Tom Goehle: “Yes, my dad coached for 40 years. I saw the influence he had on people’s lives in a very positive way, and you get to that point and you think, ‘What kind of impact can I make on other people’s lives?’”
BI: What was something he passed to you in regards to coaching and affecting the lives of these college students?
TG: “My dad loved what he did and he did what he loved… I think more than anything, taking that from him and trying to embrace each day, each practice, each opportunity I have when I’m out recruiting, and every relationship that I encounter is really a blessing.”
BI: Did you ever imagine coaching women’s basketball after you graduated?
TG: “(Laughs) When I left college basketball, I thought that I would probably coach guys—coaching girls never crossed my mind… I fell in love with it because I found out that these ladies took great pride in getting better with the little things.”

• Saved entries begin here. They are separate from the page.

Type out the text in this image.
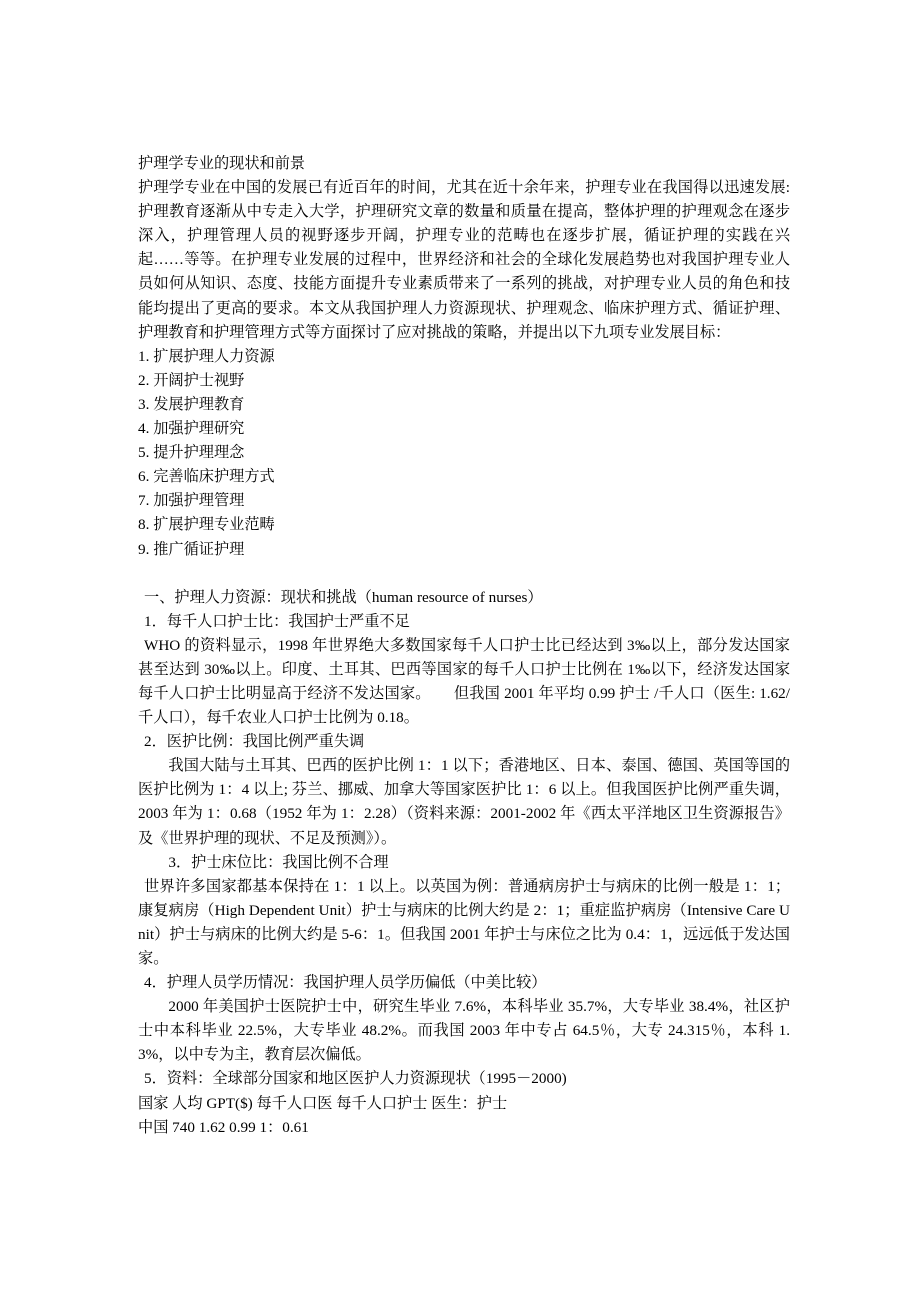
护理学专业的现状和前景

护理学专业在中国的发展已有近百年的时间，尤其在近十余年来，护理专业在我国得以迅速发展: 护理教育逐渐从中专走入大学，护理研究文章的数量和质量在提高，整体护理的护理观念在逐步深入，护理管理人员的视野逐步开阔，护理专业的范畴也在逐步扩展，循证护理的实践在兴起……等等。在护理专业发展的过程中，世界经济和社会的全球化发展趋势也对我国护理专业人员如何从知识、态度、技能方面提升专业素质带来了一系列的挑战，对护理专业人员的角色和技能均提出了更高的要求。本文从我国护理人力资源现状、护理观念、临床护理方式、循证护理、护理教育和护理管理方式等方面探讨了应对挑战的策略，并提出以下九项专业发展目标：

1. 扩展护理人力资源

2. 开阔护士视野

3. 发展护理教育

4. 加强护理研究

5. 提升护理理念

6. 完善临床护理方式

7. 加强护理管理

8. 扩展护理专业范畴

9. 推广循证护理

一、护理人力资源：现状和挑战（human resource of nurses）

1．每千人口护士比：我国护士严重不足

WHO 的资料显示，1998 年世界绝大多数国家每千人口护士比已经达到 3‰以上，部分发达国家甚至达到 30‰以上。印度、土耳其、巴西等国家的每千人口护士比例在 1‰以下，经济发达国家每千人口护士比明显高于经济不发达国家。　　但我国 2001 年平均 0.99 护士 /千人口（医生: 1.62/千人口），每千农业人口护士比例为 0.18。

2．医护比例：我国比例严重失调

我国大陆与土耳其、巴西的医护比例 1：1 以下；香港地区、日本、泰国、德国、英国等国的医护比例为 1：4 以上; 芬兰、挪威、加拿大等国家医护比 1：6 以上。但我国医护比例严重失调，2003 年为 1：0.68（1952 年为 1：2.28）（资料来源：2001-2002 年《西太平洋地区卫生资源报告》及《世界护理的现状、不足及预测》）。

3．护士床位比：我国比例不合理

世界许多国家都基本保持在 1：1 以上。以英国为例：普通病房护士与病床的比例一般是 1：1；康复病房（High Dependent Unit）护士与病床的比例大约是 2：1；重症监护病房（Intensive Care Unit）护士与病床的比例大约是 5-6：1。但我国 2001 年护士与床位之比为 0.4：1，远远低于发达国家。

4．护理人员学历情况：我国护理人员学历偏低（中美比较）

2000 年美国护士医院护士中，研究生毕业 7.6%，本科毕业 35.7%，大专毕业 38.4%，社区护士中本科毕业 22.5%，大专毕业 48.2%。而我国 2003 年中专占 64.5％，大专 24.315％，本科 1.3%，以中专为主，教育层次偏低。

5．资料：全球部分国家和地区医护人力资源现状（1995－2000)

国家 人均 GPT($) 每千人口医 每千人口护士 医生：护士

中国 740 1.62 0.99 1：0.61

BI: What took you by surprised when you started coaching high school women’s basketball?
TG: “I had no idea what I was getting into… I think they taught me a lot because they would let go of a loss a lot sooner than I would. Not that they are any more or less intense than I was, they just had a way of letting go of losses sooner, and I have learned a lot from those young ladies. You can be passionate and pursue it, and want it really bad, but when it’s over, life goes on, and that was a neat perspective.”
BI: You were in Australia for some time. What brought you there?

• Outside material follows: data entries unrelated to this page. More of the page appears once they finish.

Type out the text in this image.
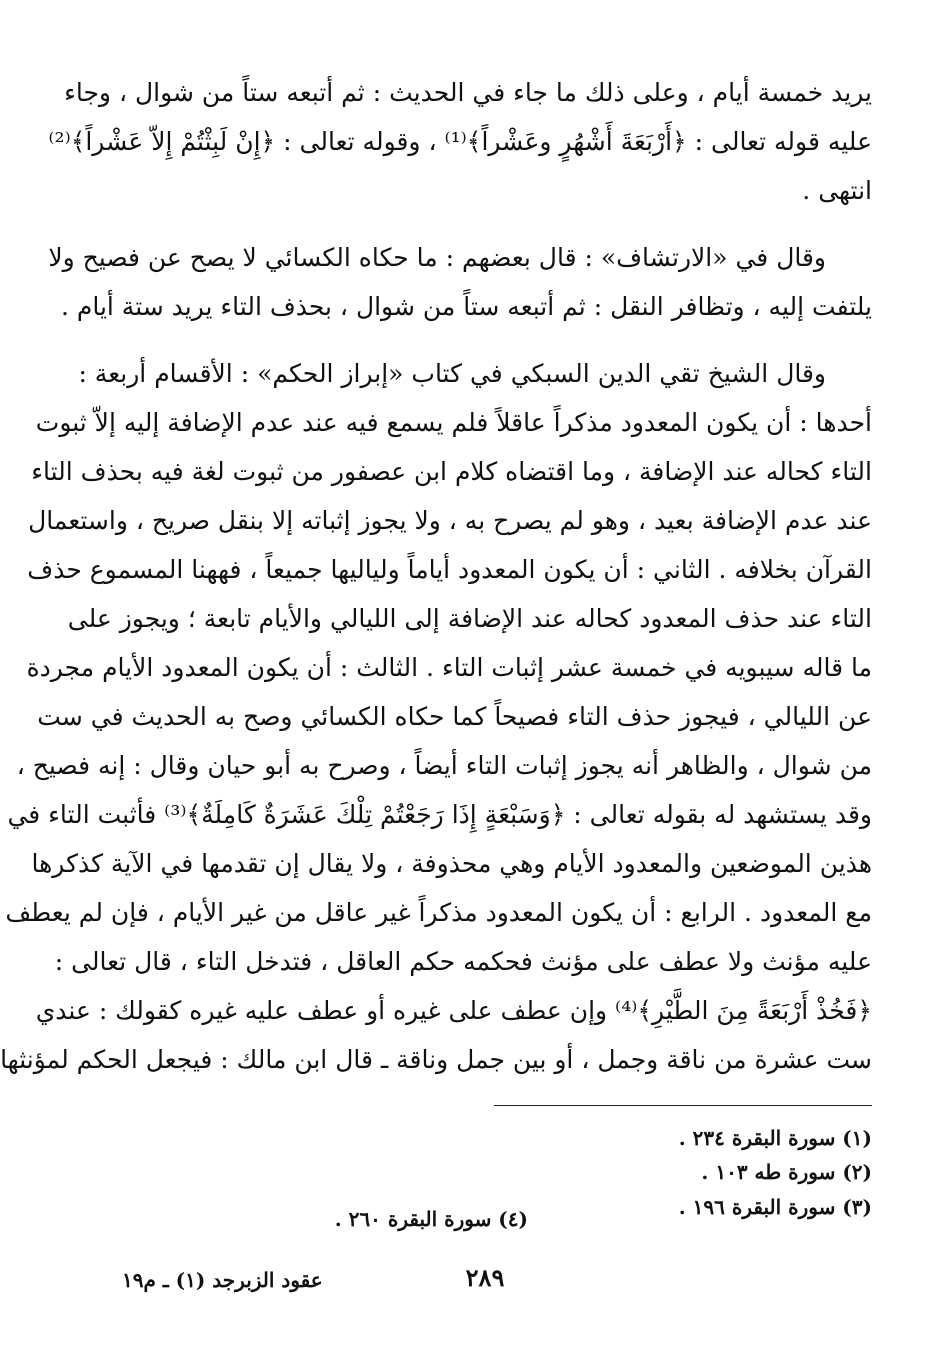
يريد خمسة أيام ، وعلى ذلك ما جاء في الحديث : ثم أتبعه ستاً من شوال ، وجاء
عليه قوله تعالى : ﴿أَرْبَعَةَ أَشْهُرٍ وعَشْراً﴾⁽¹⁾ ، وقوله تعالى : ﴿إِنْ لَبِثْتُمْ إِلاّ عَشْراً﴾⁽²⁾
انتهى .
وقال في «الارتشاف» : قال بعضهم : ما حكاه الكسائي لا يصح عن فصيح ولا
يلتفت إليه ، وتظافر النقل : ثم أتبعه ستاً من شوال ، بحذف التاء يريد ستة أيام .
وقال الشيخ تقي الدين السبكي في كتاب «إبراز الحكم» : الأقسام أربعة :
أحدها : أن يكون المعدود مذكراً عاقلاً فلم يسمع فيه عند عدم الإضافة إليه إلاّ ثبوت
التاء كحاله عند الإضافة ، وما اقتضاه كلام ابن عصفور من ثبوت لغة فيه بحذف التاء
عند عدم الإضافة بعيد ، وهو لم يصرح به ، ولا يجوز إثباته إلا بنقل صريح ، واستعمال
القرآن بخلافه . الثاني : أن يكون المعدود أياماً ولياليها جميعاً ، فههنا المسموع حذف
التاء عند حذف المعدود كحاله عند الإضافة إلى الليالي والأيام تابعة ؛ ويجوز على
ما قاله سيبويه في خمسة عشر إثبات التاء . الثالث : أن يكون المعدود الأيام مجردة
عن الليالي ، فيجوز حذف التاء فصيحاً كما حكاه الكسائي وصح به الحديث في ست
من شوال ، والظاهر أنه يجوز إثبات التاء أيضاً ، وصرح به أبو حيان وقال : إنه فصيح ،
وقد يستشهد له بقوله تعالى : ﴿وَسَبْعَةٍ إِذَا رَجَعْتُمْ تِلْكَ عَشَرَةٌ كَامِلَةٌ﴾⁽³⁾ فأثبت التاء في
هذين الموضعين والمعدود الأيام وهي محذوفة ، ولا يقال إن تقدمها في الآية كذكرها
مع المعدود . الرابع : أن يكون المعدود مذكراً غير عاقل من غير الأيام ، فإن لم يعطف
عليه مؤنث ولا عطف على مؤنث فحكمه حكم العاقل ، فتدخل التاء ، قال تعالى :
﴿فَخُذْ أَرْبَعَةً مِنَ الطَّيْرِ﴾⁽⁴⁾ وإن عطف على غيره أو عطف عليه غيره كقولك : عندي
ست عشرة من ناقة وجمل ، أو بين جمل وناقة ـ قال ابن مالك : فيجعل الحكم لمؤنثها
(١) سورة البقرة ٢٣٤ .
(٢) سورة طه ١٠٣ .
(٣) سورة البقرة ١٩٦ .
(٤) سورة البقرة ٢٦٠ .
٢٨٩
عقود الزبرجد (١) ـ م١٩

TG: “Originally, when I was at the University of Sioux Falls, we talked about the idea of recruiting overseas. …You find out that there’s really good talent and kids who could fit. Shortly after one of my trips there, I took the job at NDSU and it was only natural for me to say, ‘Hey, these are some of the kids I have seen there who are Division I talent and are great kids, good students, and have a good personalities.”
BI: You mentioned being a part of Fellowship of the Christian Athlete earlier. Is that something you’re still involved with?
TG: “Yes. I love it. It’s just another way in which you can really make a positive impact in athlete’s lives. … I think it helps with the pressure the athletes have today to perform and to succeed. Their plate is full. I think there’s a lot of stress today and it’s good to have one another, and the element of faith that they can share with each other is a great outlet.”
BI: How does basketball and your faith mix?
TG: “I needed to find the faith on my own, because the time I put my faith in Jesus was something that really helped shape me … but the talent and abilities God gave me in basketball and athletics was a way that I could give back to him and to others.”
BI: What’s your definition of success?
TG- “For me, one of the things is loving God and loving people. And that’s really what success is and what it boils down to. If you can base success off of these things you are going to be extremely successful. The talent and abilities God gave me in basketball and athletics was a way that I could give back to him and to others.”